Monday, March 4, 2013
Yes, those Moms
We all know the different Moms of the carpool lane....
Vinegar Mama - this one was probably running behind from the moment she woke up in the morning. As the minivan door opens, a few toys fall out of the car as she is screaming at her kids to "Get out." The drive back home even with the kids out of the car carries a scowl that makes us think of sucking on lemons.
Hiding Mama - this is the one that after pulling in wearing her pajama pants and hair still pulled up, that she has to walk her child into school to sign a specific paper - how quickly she turns into vinegar Mama.
DoItAll Mama - this is the mama that followed the bus to the school to make sure Little Timmy made it safely.

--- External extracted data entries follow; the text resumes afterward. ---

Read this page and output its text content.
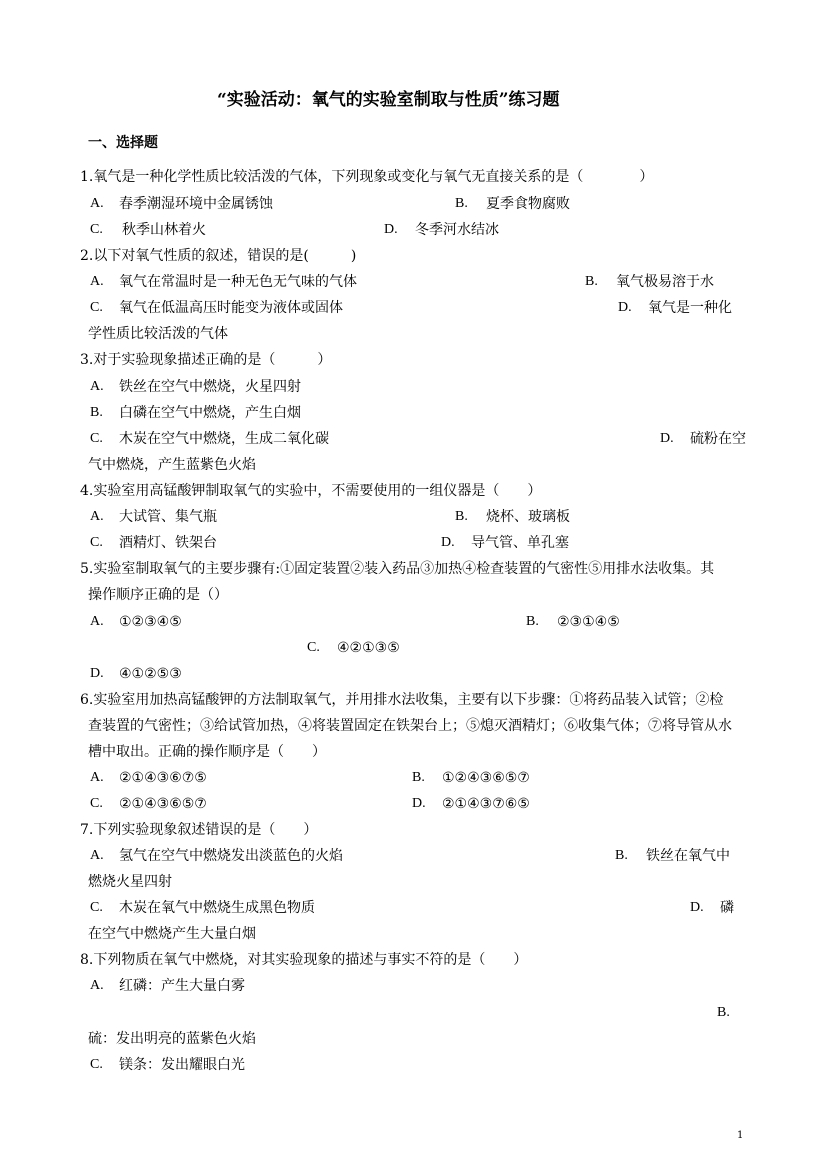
“实验活动：氧气的实验室制取与性质”练习题
一、选择题
1.氧气是一种化学性质比较活泼的气体，下列现象或变化与氧气无直接关系的是（　　　　）
A. 春季潮湿环境中金属锈蚀	B. 夏季食物腐败
C. 秋季山林着火	D. 冬季河水结冰
2.以下对氧气性质的叙述，错误的是(　　　)
A. 氧气在常温时是一种无色无气味的气体	B. 氧气极易溶于水
C. 氧气在低温高压时能变为液体或固体	D. 氧气是一种化
学性质比较活泼的气体
3.对于实验现象描述正确的是（　　　）
A. 铁丝在空气中燃烧，火星四射
B. 白磷在空气中燃烧，产生白烟
C. 木炭在空气中燃烧，生成二氧化碳	D. 硫粉在空
气中燃烧，产生蓝紫色火焰
4.实验室用高锰酸钾制取氧气的实验中，不需要使用的一组仪器是（　　）
A. 大试管、集气瓶	B. 烧杯、玻璃板
C. 酒精灯、铁架台	D. 导气管、单孔塞
5.实验室制取氧气的主要步骤有:①固定装置②装入药品③加热④检查装置的气密性⑤用排水法收集。其
操作顺序正确的是（）
A. ①②③④⑤	B. ②③①④⑤
C. ④②①③⑤
D. ④①②⑤③
6.实验室用加热高锰酸钾的方法制取氧气，并用排水法收集，主要有以下步骤：①将药品装入试管；②检
查装置的气密性；③给试管加热，④将装置固定在铁架台上；⑤熄灭酒精灯；⑥收集气体；⑦将导管从水
槽中取出。正确的操作顺序是（　　）
A. ②①④③⑥⑦⑤	B. ①②④③⑥⑤⑦
C. ②①④③⑥⑤⑦	D. ②①④③⑦⑥⑤
7.下列实验现象叙述错误的是（　　）
A. 氢气在空气中燃烧发出淡蓝色的火焰	B. 铁丝在氧气中
燃烧火星四射
C. 木炭在氧气中燃烧生成黑色物质	D. 磷
在空气中燃烧产生大量白烟
8.下列物质在氧气中燃烧，对其实验现象的描述与事实不符的是（　　）
A. 红磷：产生大量白雾
B.
硫：发出明亮的蓝紫色火焰
C. 镁条：发出耀眼白光
1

She jumps out of the car to hand him his pinterest inspired homemake rocket lunchbox, complete with organic snacks in handmade reusable bags. When she realized that he forgot the lunchbox on purpose to eat the cafeteria food, she also turns into Vinegar Mama.

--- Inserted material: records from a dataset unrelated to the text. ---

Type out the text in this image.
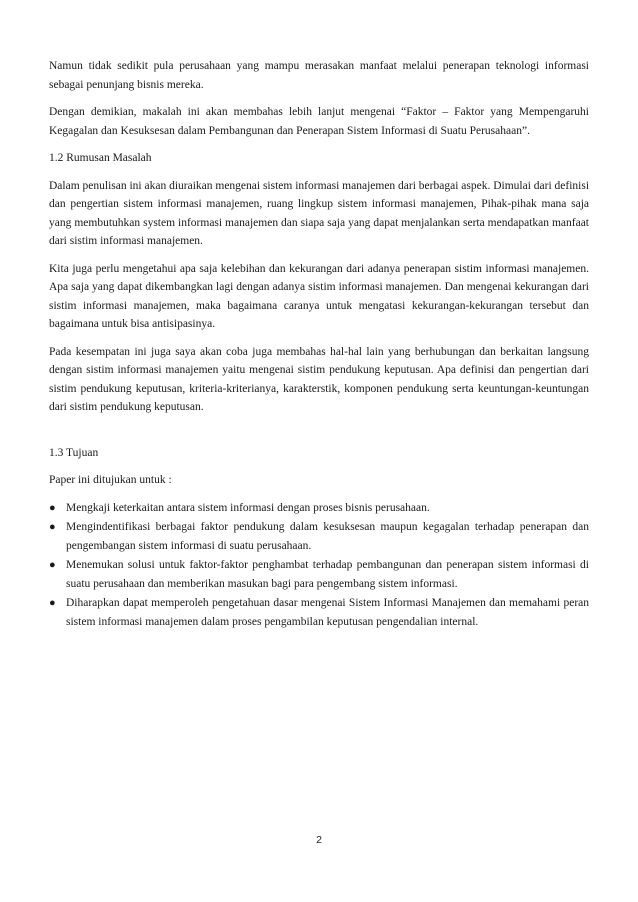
Namun tidak sedikit pula perusahaan yang mampu merasakan manfaat melalui penerapan teknologi informasi sebagai penunjang bisnis mereka.

Dengan demikian, makalah ini akan membahas lebih lanjut mengenai “Faktor – Faktor yang Mempengaruhi Kegagalan dan Kesuksesan dalam Pembangunan dan Penerapan Sistem Informasi di Suatu Perusahaan”.

1.2 Rumusan Masalah

Dalam penulisan ini akan diuraikan mengenai sistem informasi manajemen dari berbagai aspek. Dimulai dari definisi dan pengertian sistem informasi manajemen, ruang lingkup sistem informasi manajemen, Pihak-pihak mana saja yang membutuhkan system informasi manajemen dan siapa saja yang dapat menjalankan serta mendapatkan manfaat dari sistim informasi manajemen.

Kita juga perlu mengetahui apa saja kelebihan dan kekurangan dari adanya penerapan sistim informasi manajemen. Apa saja yang dapat dikembangkan lagi dengan adanya sistim informasi manajemen. Dan mengenai kekurangan dari sistim informasi manajemen, maka bagaimana caranya untuk mengatasi kekurangan-kekurangan tersebut dan bagaimana untuk bisa antisipasinya.

Pada kesempatan ini juga saya akan coba juga membahas hal-hal lain yang berhubungan dan berkaitan langsung dengan sistim informasi manajemen yaitu mengenai sistim pendukung keputusan. Apa definisi dan pengertian dari sistim pendukung keputusan, kriteria-kriterianya, karakterstik, komponen pendukung serta keuntungan-keuntungan dari sistim pendukung keputusan.

1.3 Tujuan

Paper ini ditujukan untuk :

● Mengkaji keterkaitan antara sistem informasi dengan proses bisnis perusahaan.
● Mengindentifikasi berbagai faktor pendukung dalam kesuksesan maupun kegagalan terhadap penerapan dan pengembangan sistem informasi di suatu perusahaan.
● Menemukan solusi untuk faktor-faktor penghambat terhadap pembangunan dan penerapan sistem informasi di suatu perusahaan dan memberikan masukan bagi para pengembang sistem informasi.
● Diharapkan dapat memperoleh pengetahuan dasar mengenai Sistem Informasi Manajemen dan memahami peran sistem informasi manajemen dalam proses pengambilan keputusan pengendalian internal.
2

NachoMama - the youngster that forgot she was a Mama. She's still in the juicy shorts, with the half the booty hanging out. The white fur Uggs on a 60 degree day completes the look. The child walks into school in the same white fur Uggs, but luckily, juicy shorts are not allowed.
Bowya Mama - this is the Mama we wall hate - she's the one with the baby at home that's kept her up all night for 3 straight months and she still looks perfect. We all turn into Vinegar Mamas when we look at her.

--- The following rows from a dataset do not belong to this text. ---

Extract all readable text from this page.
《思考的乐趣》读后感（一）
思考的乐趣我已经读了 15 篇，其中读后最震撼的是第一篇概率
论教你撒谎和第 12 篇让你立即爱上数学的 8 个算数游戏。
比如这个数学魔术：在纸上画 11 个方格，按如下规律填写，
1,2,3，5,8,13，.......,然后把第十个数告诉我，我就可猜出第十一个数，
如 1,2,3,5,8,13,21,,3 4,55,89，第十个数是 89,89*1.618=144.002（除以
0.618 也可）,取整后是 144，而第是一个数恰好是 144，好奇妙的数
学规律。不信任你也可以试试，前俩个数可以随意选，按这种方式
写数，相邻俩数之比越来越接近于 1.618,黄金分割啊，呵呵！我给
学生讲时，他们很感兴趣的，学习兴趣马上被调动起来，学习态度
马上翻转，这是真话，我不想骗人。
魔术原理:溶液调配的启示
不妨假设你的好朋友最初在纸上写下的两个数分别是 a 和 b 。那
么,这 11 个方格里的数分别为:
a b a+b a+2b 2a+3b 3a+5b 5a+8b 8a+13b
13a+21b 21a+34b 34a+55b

BabyBus Mama - this is the queen of the carpool, the belle of the bus, the master of the minivan. She can herd 7 kids, bookbags, lunchboxes, and science projects into the van and hit the carpool line ON TIME. Of course this is the one time when the van is rocking you can come a knockin.
Terminator Mama - this one has three different seat belts holding the child into the carseat, so many clicks that even the teacher meeting the kids can't get the car seat open. The car is one encased in steel, and before anyone can touch the child in the back seat, hand sanitizer, glued to the side of the window and doused.
Yeehaw mama - dressed like Nacho Mama, wishing we looked like Bowya Mama, trying really hard to not be Vinegar Mama - we're the ones turning up the radio with a big smile of relief as we exit to our 6 hours of freedom.
What Mama would you add to the list?